Per colmare il gap esistente tra iniziativa dei pazienti e quadro normativo, spesso superato dal ritmo incalzante della digitalizzazione, JDRF, organizzazione americana a sostengo della ricerca sul diabete tipo 1, sta cercando di far emergere e di “traghettare” il movimento DIY all’interno di contesti sicuri e regolamentati. “Da tempo sosteniamo lo sviluppo di sistemi per l’erogazione automatizzata della terapia insulinica, tecnologia di grande utilità nel migliorare la qualità di vita delle persone con diabete”, afferma Sanjoy Dutta, Vice Presidente di JDRF, tra i relatori del convengo. “Apprezziamo i risultati ottenuti fin qui dall’industria nell’ambito degli opportuni iter regolatori. Al contempo guardiamo con grande interesse all’approccio DIY e ci stiamo impegnando affinché questi sistemi divengano controllabili in modo rigoroso, a tutela della sicurezza dei pazienti. Con l’iniziativa ‘Open-Protocol’ stiamo stringendo partnership con produttori di sensori e pompe insuliniche, tra cui l’azienda svizzera Ypsomed e l’organizzazione americana Tidepool, affinché progettino device in grado di comunicare tra loro tramite protocolli di trasmissione aperti e condivisi, consentendo così di mettere a punto sistemi ADI ‘interoperabili’, il tutto alla luce di percorsi di approvazione stabiliti”.
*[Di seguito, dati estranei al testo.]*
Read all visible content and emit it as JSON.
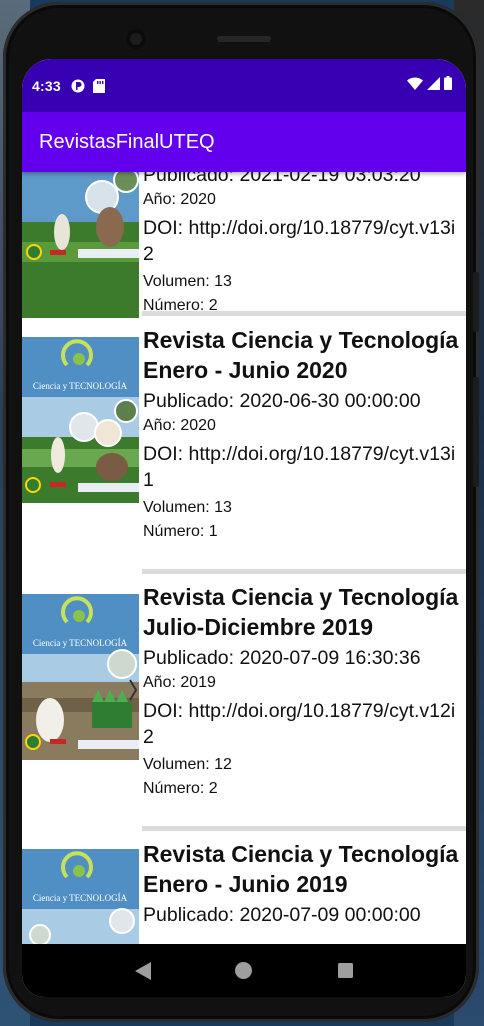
{
  "status_bar": {
    "time": "4:33"
  },
  "app_bar": {
    "title": "RevistasFinalUTEQ"
  },
  "cover": {
    "brand": "Ciencia y TECNOLOGÍA",
    "colors": {
      "sky": "#4f8fc4",
      "sky_light": "#a9cbe3",
      "field": "#3c7a2c",
      "bar": "#e8eef3"
    }
  },
  "items": [
    {
      "published": "Publicado: 2021-02-19 03:03:20",
      "year": "Año: 2020",
      "doi": "DOI: http://doi.org/10.18779/cyt.v13i2",
      "volume": "Volumen: 13",
      "number": "Número: 2"
    },
    {
      "title": "Revista Ciencia y Tecnología Enero - Junio 2020",
      "published": "Publicado: 2020-06-30 00:00:00",
      "year": "Año: 2020",
      "doi": "DOI: http://doi.org/10.18779/cyt.v13i1",
      "volume": "Volumen: 13",
      "number": "Número: 1"
    },
    {
      "title": "Revista Ciencia y Tecnología Julio-Diciembre 2019",
      "published": "Publicado: 2020-07-09 16:30:36",
      "year": "Año: 2019",
      "doi": "DOI: http://doi.org/10.18779/cyt.v12i2",
      "volume": "Volumen: 12",
      "number": "Número: 2"
    },
    {
      "title": "Revista Ciencia y Tecnología Enero - Junio 2019",
      "published": "Publicado: 2020-07-09 00:00:00"
    }
  ],
  "nav": {
    "back_icon": "back-triangle-icon",
    "home_icon": "home-circle-icon",
    "recents_icon": "recents-square-icon"
  }
}
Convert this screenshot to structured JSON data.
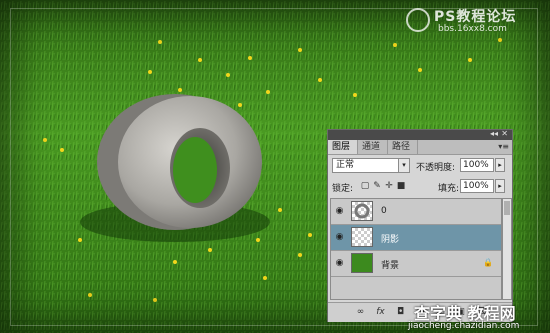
{
  "watermark": {
    "top_title": "PS教程论坛",
    "top_url": "bbs.16xx8.com",
    "bottom_title": "查字典 教程网",
    "bottom_url": "jiaocheng.chazidian.com"
  },
  "panel": {
    "tabs": [
      {
        "label": "图层",
        "active": true
      },
      {
        "label": "通道",
        "active": false
      },
      {
        "label": "路径",
        "active": false
      }
    ],
    "blend_mode": "正常",
    "opacity_label": "不透明度:",
    "opacity_value": "100%",
    "lock_label": "锁定:",
    "fill_label": "填充:",
    "fill_value": "100%",
    "layers": [
      {
        "name": "0",
        "selected": false,
        "thumb": "transparent"
      },
      {
        "name": "阴影",
        "selected": true,
        "thumb": "transparent"
      },
      {
        "name": "背景",
        "selected": false,
        "thumb": "grass",
        "locked": true
      }
    ],
    "bottom_icons": [
      "link-icon",
      "fx-icon",
      "mask-icon",
      "adjustment-icon",
      "folder-icon",
      "new-layer-icon",
      "trash-icon"
    ]
  },
  "colors": {
    "grass": "#3d7a1f",
    "selected_layer": "#6e95a8",
    "panel_bg": "#d6d6d6"
  }
}
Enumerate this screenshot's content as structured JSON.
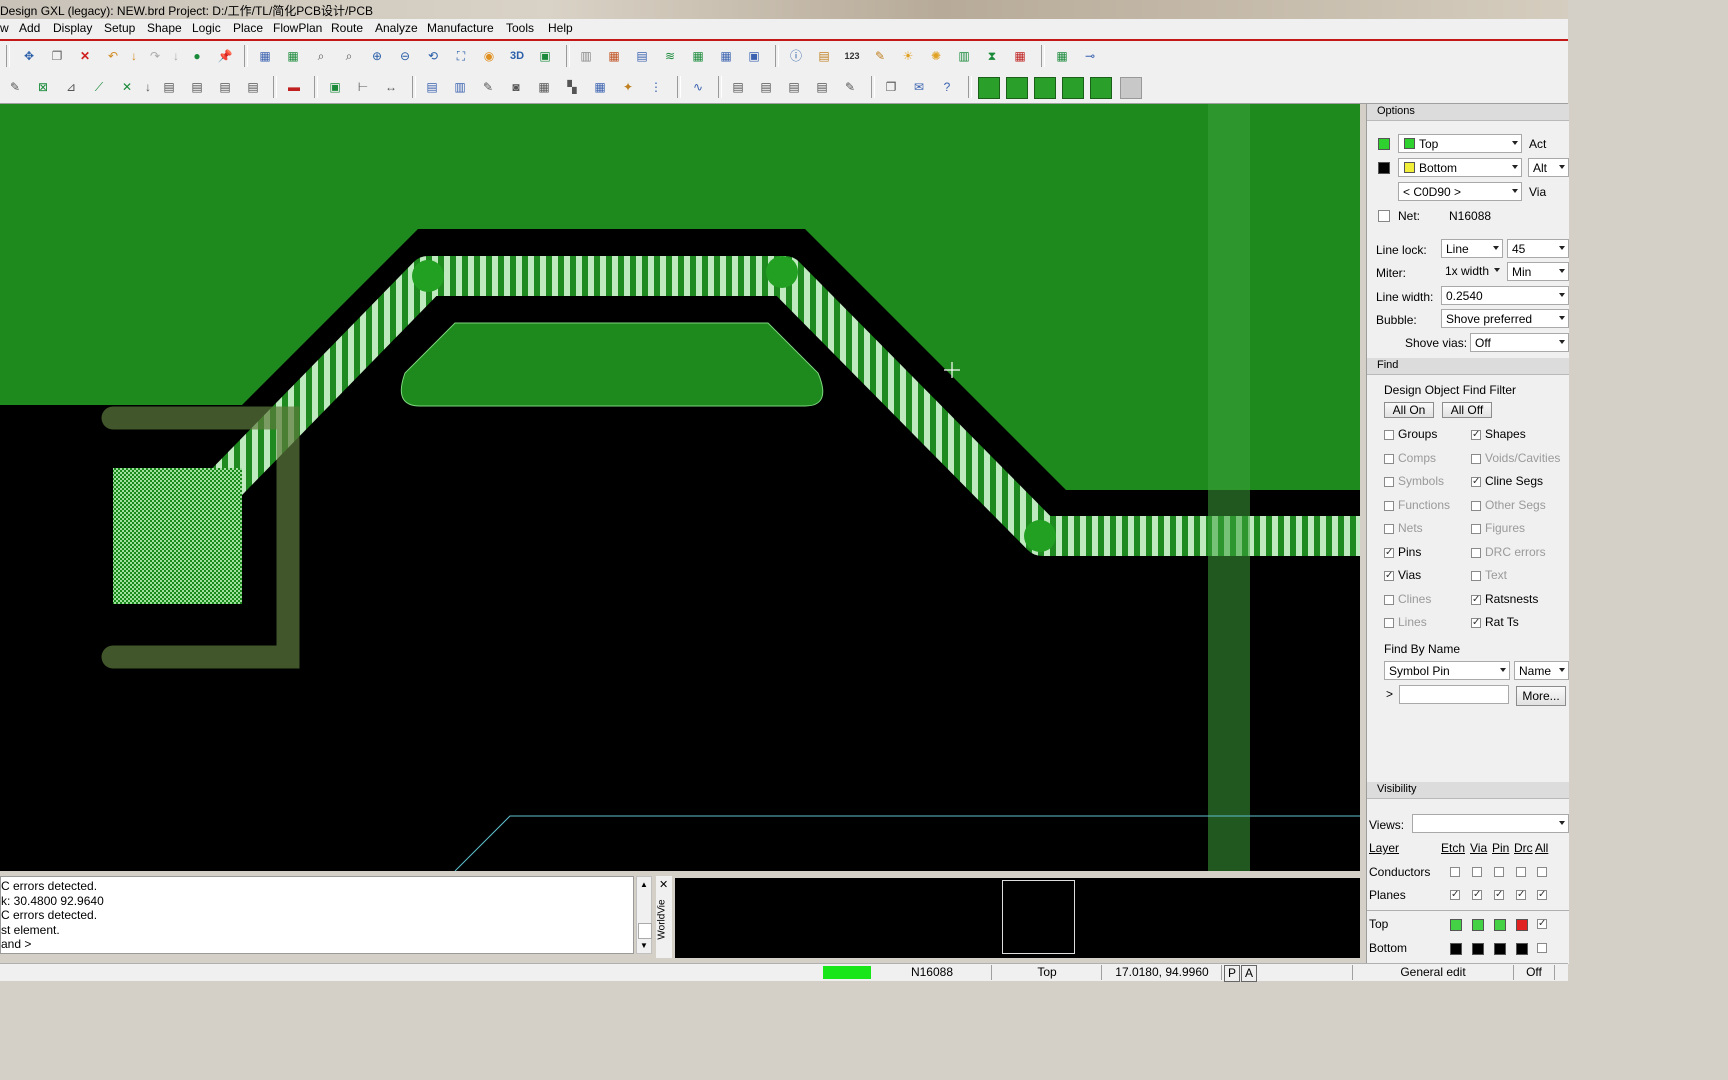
{
  "title": "Design GXL (legacy): NEW.brd  Project: D:/工作/TL/简化PCB设计/PCB",
  "menu": [
    "w",
    "Add",
    "Display",
    "Setup",
    "Shape",
    "Logic",
    "Place",
    "FlowPlan",
    "Route",
    "Analyze",
    "Manufacture",
    "Tools",
    "Help"
  ],
  "toolbar_icons": {
    "text_3d": "3D",
    "text_123": "123"
  },
  "options": {
    "header": "Options",
    "active_layer": "Top",
    "active_label": "Act",
    "alt_layer": "Bottom",
    "alt_label": "Alt",
    "via": "< C0D90 >",
    "via_label": "Via",
    "net_label": "Net:",
    "net_value": "N16088",
    "line_lock_label": "Line lock:",
    "line_lock_value": "Line",
    "line_lock_angle": "45",
    "miter_label": "Miter:",
    "miter_value": "1x width",
    "miter_min": "Min",
    "line_width_label": "Line width:",
    "line_width_value": "0.2540",
    "bubble_label": "Bubble:",
    "bubble_value": "Shove preferred",
    "shove_vias_label": "Shove vias:",
    "shove_vias_value": "Off",
    "colors": {
      "top": "#2fd12f",
      "bottom": "#f2ef3a"
    }
  },
  "find": {
    "header": "Find",
    "title": "Design Object Find Filter",
    "all_on": "All On",
    "all_off": "All Off",
    "left": [
      {
        "label": "Groups",
        "checked": false,
        "enabled": true
      },
      {
        "label": "Comps",
        "checked": false,
        "enabled": false
      },
      {
        "label": "Symbols",
        "checked": false,
        "enabled": false
      },
      {
        "label": "Functions",
        "checked": false,
        "enabled": false
      },
      {
        "label": "Nets",
        "checked": false,
        "enabled": false
      },
      {
        "label": "Pins",
        "checked": true,
        "enabled": true
      },
      {
        "label": "Vias",
        "checked": true,
        "enabled": true
      },
      {
        "label": "Clines",
        "checked": false,
        "enabled": false
      },
      {
        "label": "Lines",
        "checked": false,
        "enabled": false
      }
    ],
    "right": [
      {
        "label": "Shapes",
        "checked": true,
        "enabled": true
      },
      {
        "label": "Voids/Cavities",
        "checked": false,
        "enabled": false
      },
      {
        "label": "Cline Segs",
        "checked": true,
        "enabled": true
      },
      {
        "label": "Other Segs",
        "checked": false,
        "enabled": false
      },
      {
        "label": "Figures",
        "checked": false,
        "enabled": false
      },
      {
        "label": "DRC errors",
        "checked": false,
        "enabled": false
      },
      {
        "label": "Text",
        "checked": false,
        "enabled": false
      },
      {
        "label": "Ratsnests",
        "checked": true,
        "enabled": true
      },
      {
        "label": "Rat Ts",
        "checked": true,
        "enabled": true
      }
    ],
    "find_by_name": "Find By Name",
    "type_value": "Symbol Pin",
    "name_value": "Name",
    "prompt": ">",
    "input_value": "",
    "more": "More..."
  },
  "visibility": {
    "header": "Visibility",
    "views_label": "Views:",
    "views_value": "",
    "layer_label": "Layer",
    "cols": [
      "Etch",
      "Via",
      "Pin",
      "Drc",
      "All"
    ],
    "rows": [
      {
        "label": "Conductors",
        "checks": [
          false,
          false,
          false,
          false,
          false
        ]
      },
      {
        "label": "Planes",
        "checks": [
          true,
          true,
          true,
          true,
          true
        ]
      },
      {
        "label": "Top",
        "checks": [
          true,
          true,
          true,
          true,
          true
        ]
      },
      {
        "label": "Bottom",
        "checks": [
          false,
          false,
          false,
          false,
          false
        ]
      }
    ],
    "top_colors": [
      "#45d145",
      "#45d145",
      "#45d145",
      "#e02222"
    ],
    "bottom_colors": [
      "#000000",
      "#000000",
      "#000000",
      "#000000"
    ]
  },
  "console": [
    "C errors detected.",
    "k:  30.4800  92.9640",
    "C errors detected.",
    "st element.",
    "and >"
  ],
  "worldview_label": "WorldVie",
  "status": {
    "net": "N16088",
    "layer": "Top",
    "coords": "17.0180, 94.9960",
    "p": "P",
    "a": "A",
    "mode": "General edit",
    "off": "Off"
  }
}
“La stessa FDA – ricorda Tomaselli – approvando l’interoperabilità dei devices ha aperto la strada a sistemi che utilizzano strumenti nati come ‘singoli’ ma che possono essere utilizzati in combinazione con altri. Le Società scientifiche diabetologiche, consapevoli della diffusione dei sistemi DIY, intendono garantirne un’adeguata gestione, per la sicurezza dei pazienti ma anche degli operatori. Si occuperanno pertanto di: informare i diabetologi italiani e la collettività delle persone con diabete, realizzare un monitoraggio del fenomeno nel nostro Paese, studiare e analizzare i report dei pazienti che usano sistemi DIY, condurre studi che valutino sicurezza ed efficacia (in termini di emoglobina glicata, tempo trascorso in target, ipoglicemie ma anche qualità della vita) di questi device e istituire un dialogo con gli Enti regolatori”, conclude l’esperta.